In exploring what government services that he might qualify for, the SLT learned that Kenny was considered “undocumented,” and so our work became one of sheltering him from deportation as well as finding medical help when he needed it. The first task was getting him some dentures, so he could move beyond a soft diet. Trish spent many days on that project, and we celebrated when Kenny was able to enjoy a real meal at Mark’s Kitchen.

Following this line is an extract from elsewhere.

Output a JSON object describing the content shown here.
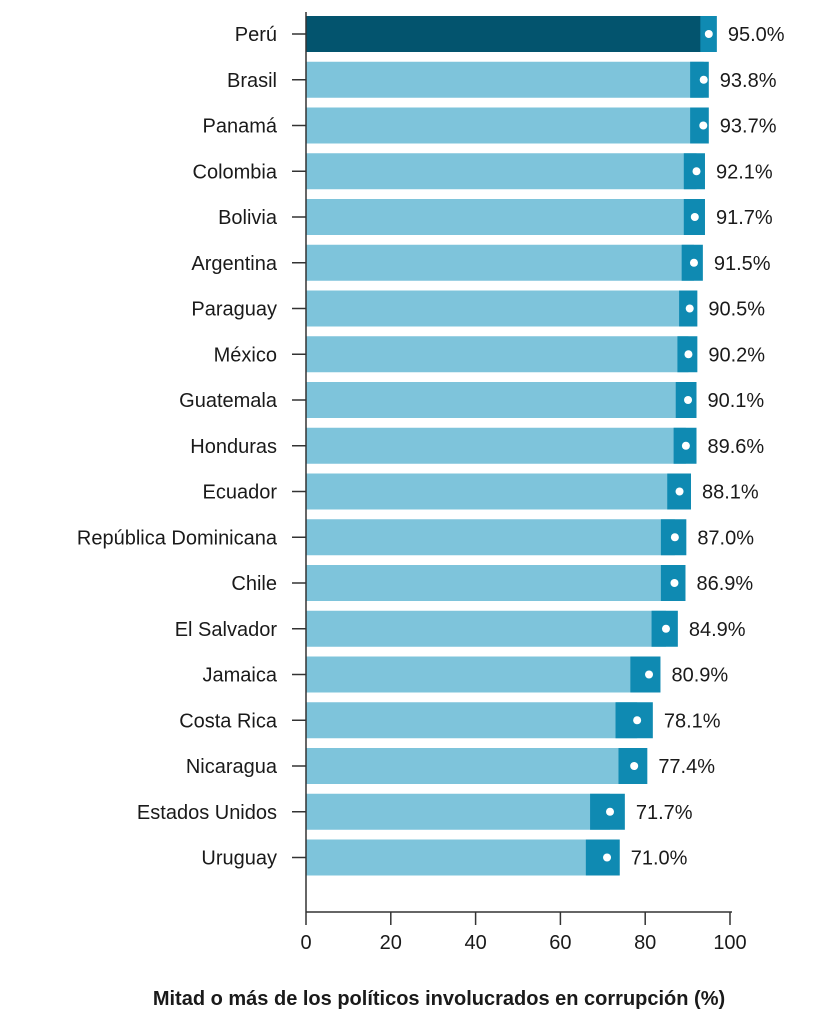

Kenny was a man of deep faith, and he always appreciated the visits and cards from other Seekers when he landed in the hospital. In many ways, Seekers became his family — and he gave us an experience of loving beyond the legal hurdles that our government has placed on immigrants.

Kenny was a saint who stretched our boundaries in the direction that Jesus led, to feed the hungry and clothe the naked, to visit the sick and care for those at the margins.

Today we celebrate All Saints Day, and we celebrate these men who have been saints among us, from Fred Taylor to Kenny Shaw, showing us how to “do justice, love mercy and walk humbly with God.” Each one will have a commemorative tile on the Memory Wall in the back stairwell.

Here at Seekers, may we continue to learn and grow toward the goodness God has promised, here, now, and in the world to come.

What the world needs now is more saints!